If such lying or exaggerating of truths are becoming so common, are people becoming compulsive liars because of the need to keep up appearances on social media? "That's a valid question. I think people now can get away with more than they could previously. People feel glorified from the reactions they get from their friends," says Adrian. Going back to Goffman, Adrian says the sociologist has also hypothesised that a person's identity is not always stable but changes as one interacts with others. "The more feedback you get will give you more satisfaction, and you can and will be motivated to lie more. That brings us to one of the more interesting aspects about social media, you get instant gratification via likes and comments and re-tweets and such.
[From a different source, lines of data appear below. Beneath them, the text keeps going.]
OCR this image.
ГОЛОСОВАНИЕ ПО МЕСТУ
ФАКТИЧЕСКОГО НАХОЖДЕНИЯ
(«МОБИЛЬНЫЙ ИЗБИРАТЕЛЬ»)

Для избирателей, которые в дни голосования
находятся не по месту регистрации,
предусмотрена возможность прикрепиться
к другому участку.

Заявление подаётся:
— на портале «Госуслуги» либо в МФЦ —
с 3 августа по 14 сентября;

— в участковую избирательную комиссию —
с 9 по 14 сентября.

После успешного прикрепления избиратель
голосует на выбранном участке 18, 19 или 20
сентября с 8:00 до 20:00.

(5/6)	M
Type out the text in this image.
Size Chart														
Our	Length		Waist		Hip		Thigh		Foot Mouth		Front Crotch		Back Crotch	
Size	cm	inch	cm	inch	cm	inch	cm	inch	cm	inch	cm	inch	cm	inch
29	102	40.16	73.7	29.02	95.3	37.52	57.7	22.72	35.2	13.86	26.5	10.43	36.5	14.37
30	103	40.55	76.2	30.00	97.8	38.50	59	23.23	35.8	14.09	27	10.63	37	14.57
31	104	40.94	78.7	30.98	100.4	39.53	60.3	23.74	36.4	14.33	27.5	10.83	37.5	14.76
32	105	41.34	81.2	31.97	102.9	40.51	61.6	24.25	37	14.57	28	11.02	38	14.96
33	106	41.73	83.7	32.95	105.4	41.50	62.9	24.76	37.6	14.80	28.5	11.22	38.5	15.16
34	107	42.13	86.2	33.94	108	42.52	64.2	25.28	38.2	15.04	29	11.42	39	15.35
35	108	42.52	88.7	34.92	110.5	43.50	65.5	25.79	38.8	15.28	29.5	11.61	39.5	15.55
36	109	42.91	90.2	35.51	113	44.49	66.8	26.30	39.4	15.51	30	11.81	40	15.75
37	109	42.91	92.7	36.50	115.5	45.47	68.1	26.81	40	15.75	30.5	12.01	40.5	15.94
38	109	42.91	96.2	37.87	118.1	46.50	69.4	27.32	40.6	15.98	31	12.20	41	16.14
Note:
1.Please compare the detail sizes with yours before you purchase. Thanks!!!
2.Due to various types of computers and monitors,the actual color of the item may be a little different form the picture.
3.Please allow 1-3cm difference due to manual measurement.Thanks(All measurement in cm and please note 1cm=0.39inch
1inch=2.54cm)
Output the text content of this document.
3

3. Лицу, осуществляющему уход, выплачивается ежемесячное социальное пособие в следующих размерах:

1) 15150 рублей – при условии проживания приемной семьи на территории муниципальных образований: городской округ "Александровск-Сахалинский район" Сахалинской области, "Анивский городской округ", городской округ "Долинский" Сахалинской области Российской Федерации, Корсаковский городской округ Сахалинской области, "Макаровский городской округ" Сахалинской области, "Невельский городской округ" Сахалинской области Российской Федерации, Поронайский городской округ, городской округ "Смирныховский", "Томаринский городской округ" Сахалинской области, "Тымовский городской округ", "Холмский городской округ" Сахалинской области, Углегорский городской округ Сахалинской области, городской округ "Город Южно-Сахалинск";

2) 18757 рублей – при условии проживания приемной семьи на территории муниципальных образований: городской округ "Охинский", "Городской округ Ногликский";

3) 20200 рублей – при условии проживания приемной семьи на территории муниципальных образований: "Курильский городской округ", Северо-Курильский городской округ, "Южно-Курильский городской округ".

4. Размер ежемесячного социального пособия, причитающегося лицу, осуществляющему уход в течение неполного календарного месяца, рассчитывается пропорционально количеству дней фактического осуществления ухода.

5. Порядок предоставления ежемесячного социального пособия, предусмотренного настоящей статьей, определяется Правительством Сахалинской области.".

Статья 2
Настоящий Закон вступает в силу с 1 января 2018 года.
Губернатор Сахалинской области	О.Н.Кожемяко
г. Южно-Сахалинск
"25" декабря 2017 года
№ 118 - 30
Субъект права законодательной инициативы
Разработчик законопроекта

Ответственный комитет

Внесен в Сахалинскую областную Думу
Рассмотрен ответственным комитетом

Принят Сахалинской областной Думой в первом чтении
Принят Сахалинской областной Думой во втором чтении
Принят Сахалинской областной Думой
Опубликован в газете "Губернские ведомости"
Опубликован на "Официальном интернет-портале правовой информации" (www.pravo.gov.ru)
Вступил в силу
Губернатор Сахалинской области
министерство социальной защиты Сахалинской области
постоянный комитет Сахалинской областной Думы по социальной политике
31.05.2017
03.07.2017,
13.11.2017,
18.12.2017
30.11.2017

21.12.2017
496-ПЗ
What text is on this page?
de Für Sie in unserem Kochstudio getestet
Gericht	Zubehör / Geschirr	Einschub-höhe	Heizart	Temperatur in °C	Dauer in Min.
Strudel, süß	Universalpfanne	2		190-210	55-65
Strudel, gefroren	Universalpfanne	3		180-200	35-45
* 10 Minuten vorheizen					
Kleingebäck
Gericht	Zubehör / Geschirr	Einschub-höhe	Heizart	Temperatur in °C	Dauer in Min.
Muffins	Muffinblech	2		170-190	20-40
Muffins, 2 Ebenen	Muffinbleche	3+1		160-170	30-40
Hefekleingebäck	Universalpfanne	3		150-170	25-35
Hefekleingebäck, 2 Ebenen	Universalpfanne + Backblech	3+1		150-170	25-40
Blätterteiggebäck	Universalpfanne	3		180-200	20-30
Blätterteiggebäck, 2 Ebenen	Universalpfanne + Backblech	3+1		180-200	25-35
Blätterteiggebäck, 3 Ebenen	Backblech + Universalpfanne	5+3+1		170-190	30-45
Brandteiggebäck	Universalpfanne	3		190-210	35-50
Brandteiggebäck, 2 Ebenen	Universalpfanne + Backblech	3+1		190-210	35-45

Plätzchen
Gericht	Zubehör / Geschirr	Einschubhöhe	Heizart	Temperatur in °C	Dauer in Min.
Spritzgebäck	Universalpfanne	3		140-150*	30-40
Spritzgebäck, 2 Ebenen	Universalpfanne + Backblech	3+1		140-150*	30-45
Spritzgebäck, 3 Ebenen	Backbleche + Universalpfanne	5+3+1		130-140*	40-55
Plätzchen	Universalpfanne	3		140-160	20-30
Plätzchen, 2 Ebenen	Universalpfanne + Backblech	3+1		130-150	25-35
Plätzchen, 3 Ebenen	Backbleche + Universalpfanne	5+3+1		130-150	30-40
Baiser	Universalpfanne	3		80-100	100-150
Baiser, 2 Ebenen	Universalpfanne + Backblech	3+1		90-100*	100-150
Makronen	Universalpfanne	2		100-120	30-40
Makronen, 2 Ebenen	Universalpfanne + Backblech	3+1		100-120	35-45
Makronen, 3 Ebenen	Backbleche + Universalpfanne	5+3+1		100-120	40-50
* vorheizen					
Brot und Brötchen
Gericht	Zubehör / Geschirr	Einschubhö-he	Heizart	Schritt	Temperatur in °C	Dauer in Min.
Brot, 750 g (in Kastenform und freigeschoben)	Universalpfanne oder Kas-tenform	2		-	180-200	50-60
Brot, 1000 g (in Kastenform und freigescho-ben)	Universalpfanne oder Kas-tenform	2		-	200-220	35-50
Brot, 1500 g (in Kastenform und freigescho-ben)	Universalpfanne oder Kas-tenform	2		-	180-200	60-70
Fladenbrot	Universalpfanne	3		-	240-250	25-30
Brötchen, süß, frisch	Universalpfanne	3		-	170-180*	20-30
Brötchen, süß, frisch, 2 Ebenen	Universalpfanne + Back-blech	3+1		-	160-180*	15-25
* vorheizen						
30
These can be addictive." Lian thinks it is not social media that's making us lie, but rather the need stems from our social instincts, our need to be loved, congratulated or appreciated.

"I think it's just a matter of that instinct manifesting through new social media channels. I think it's mostly harmless, but not everything paints a true picture of ourselves. Sometimes, the person who seems to be at every party on Facebook is really a quiet person in real life." Hence, to Lian, this behaviour is not much different from someone who wants to put on nice clothes to appear professional and mature, even if that is not really his or her character. "Social media now just forms another part of our presentation of ourselves," he adds.

Similarly, consultant psychologist Dr Goh Chee Leong thinks that people have always had a tendency to manage their image. "People have always managed their image and I think everybody chooses to wear masks, which means we present a certain aspect of who we are to different people and that's been happening through the centuries," says Goh, who is also the vice-president of HELP University as well as the dean of the university's faculty of behavioral sciences.

"We've always had the tendency to manage our image, meaning I only show you what I want you to see and part of that includes lying, misperception and inaccurately portraying who I am. The poor person who wants to be seen as rich, the uneducated who wants to seem educated, the uncultured who wants to be seen as cultured. In psychology, we call it strategic self-presentation, which means to present the world what we want them to see. We are all our own image consultants," he explains.

The emergence of social media has made it easier for us to indulge in this. So this need to lie online, this habit, isn't an indication of a kind of illness? "Everyone has an image that we want to present to the world, so I don't think this is an illness. But having said that, there are those who stretch this to the point where it's reached a stage of deception and this is of course not healthy," says Dr Goh. It's not that dissimilar from a woman who sends herself flowers and pretends that it's from someone else, or people who send themselves letters to show that they are appreciated.